On top of his endeavors, Diramore attempted to preserve and promote Traditional Music of Myanmar. In 2013, he began a project named Beauty of Tradition in which a hundred of Myanmar Traditional songs were researched, organized and rerecorded. Then he cooperated with the Japanese Music Production Company, Airplane Label, and released three Myanmar traditional music albums in Japan during 2014 and 2015, under the name Beauty of Tradition. However, it was assumed that collecting only a hundred songs would not be enough in preserving Myanmar Traditional Music. Therefore, the project was broadened into a collection of 1,000 Myanmar Traditional songs and renamed as Gita Yadana. The aim of this project is to build a massive interactive archive where a thousand of old and rare Myanmar Traditional songs with high-resolution audio can be easily observed. Each song in the project was researched, organized, and rerecorded with the help of veteran traditional musicians around the country and of the Japanese audio engineer, Hiroshi Iguchi. The project was made up of seven categories, namely: Maha Gita (Classical Music), Kar La Paw (Traditional Contemporary Music), Thabin Gita (Dramatic Music), Myanmar Hsaing (Traditional Ensemble), Kyay Let Gita (Folk Music), Nat Chin (Spiritual Music), and Let Swam Pya (Instrumental Solos). The project was planned to release into nine volumes.
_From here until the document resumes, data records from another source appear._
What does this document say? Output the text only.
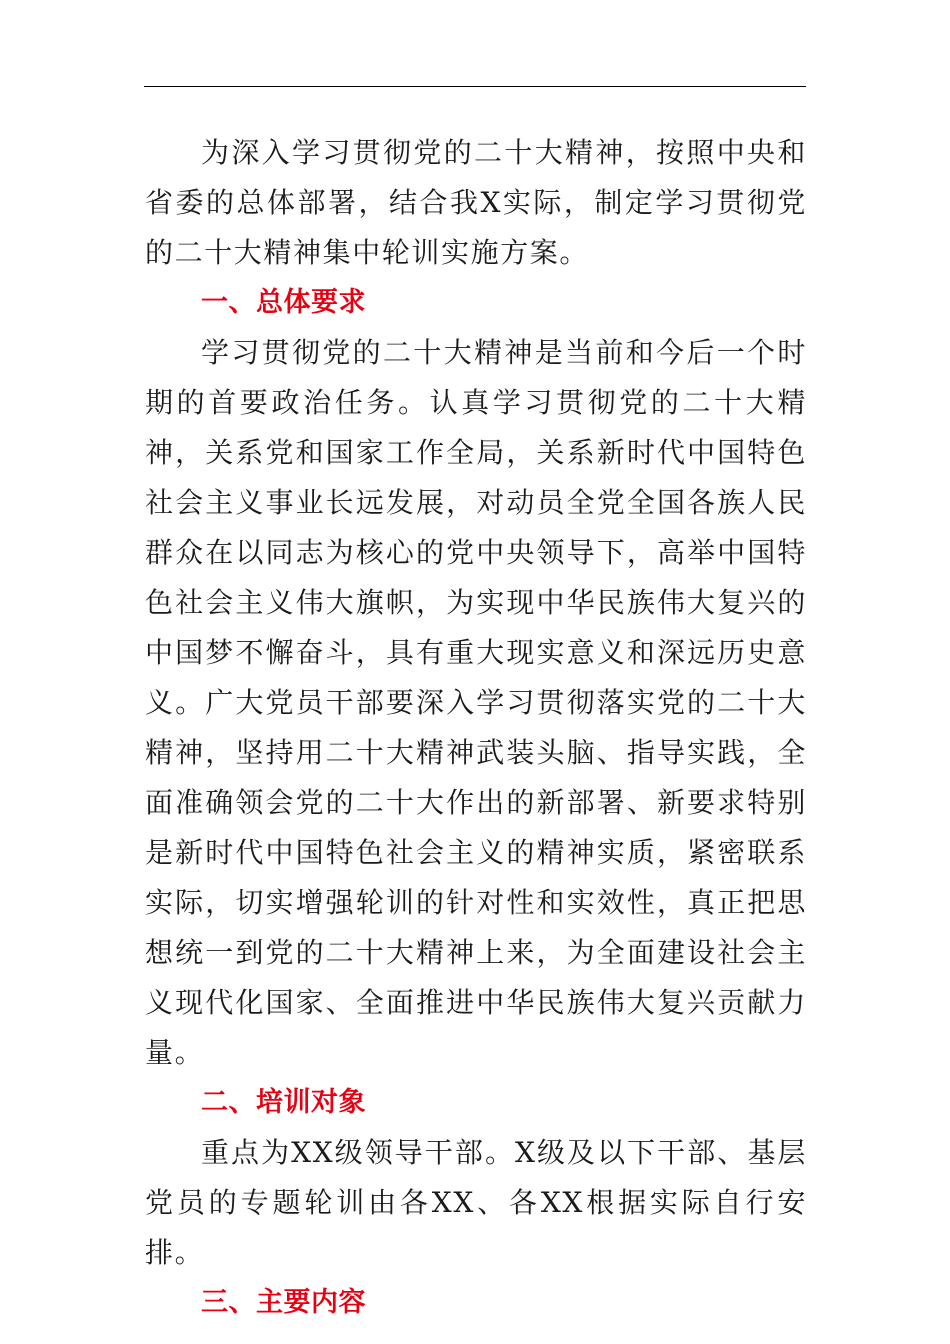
为深入学习贯彻党的二十大精神，按照中央和省委的总体部署，结合我X实际，制定学习贯彻党的二十大精神集中轮训实施方案。

一、总体要求

学习贯彻党的二十大精神是当前和今后一个时期的首要政治任务。认真学习贯彻党的二十大精神，关系党和国家工作全局，关系新时代中国特色社会主义事业长远发展，对动员全党全国各族人民群众在以同志为核心的党中央领导下，高举中国特色社会主义伟大旗帜，为实现中华民族伟大复兴的中国梦不懈奋斗，具有重大现实意义和深远历史意义。广大党员干部要深入学习贯彻落实党的二十大精神，坚持用二十大精神武装头脑、指导实践，全面准确领会党的二十大作出的新部署、新要求特别是新时代中国特色社会主义的精神实质，紧密联系实际，切实增强轮训的针对性和实效性，真正把思想统一到党的二十大精神上来，为全面建设社会主义现代化国家、全面推进中华民族伟大复兴贡献力量。

二、培训对象

重点为XX级领导干部。X级及以下干部、基层党员的专题轮训由各XX、各XX根据实际自行安排。

三、主要内容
In 2018, Gita Yadana was launched, and the very first volume of the project was released on both international and local streaming sites like Spotify, MMN and JOOX. By the end of 2020, Gita Yadana project has been completely released.

Being a teacher and a musician, Diramore never hesitates to share knowledge of music every chance he gets. He used to make contributions to numerous local workshops, seminars, and classes of government agencies as well as private schools like ILBC, Yangon Music School, MMDC, etc.

===Founder===

In 2022, he founded a music and art academy, Music City Myanmar, and the academy is being successful.

==Awards==

| Year | Award | Category | Nominated work | Result |
|---|---|---|---|---|
| 2009 | Myanmar Motion Picture Academy Awards | Best Music | Zawka Ka Nay The (Zawgyi is Dancing) | Won |
| 2016 | Myanmar Motion Picture Academy Awards | Best Music | Luu Yadanar Thike (Luu Treasure Trove) | Won |
| 2016 | Epic Animation, Comic and Game Festival, USA | Best Music Score | My Life I Don't Want | Won |
| 2019 | Myanmar Motion Picture Organization's Honorary Awards | Music | – | Won |
| 2024 | Myanmar Motion Picture Academy Awards | Best Music | Eain Mat Kar Yan | Won |

==Discography==
Diramore has released six solo albums.

| Year | Album/ EP | Number of Songs | Label |
|---|---|---|---|
| 2000 | Guitar Shi Lar (Do You Have a Guitar?) | 11 | Third Eye |
| 2008 | Kyanaw Nae Gita (Music and I) | 10 | Gita Kabyar Production |
| 2012 | Lamin Phan Pwel (Race of Catching the Moon) | 10 | Gita Kabyar Production |
| 2016 | Myit O Gyi (The Old River) | 10 | Gita Kabyar Production |
| 2020 | The Circle (Sett Wyne) A+B | 10 | Gita Kabyar Production |
| 2024 | Night | 10 | Gita Kabyar Production |

==Personal life==
Diramore married to Ma May Htoo Cho in 2008. They are now parents of three children.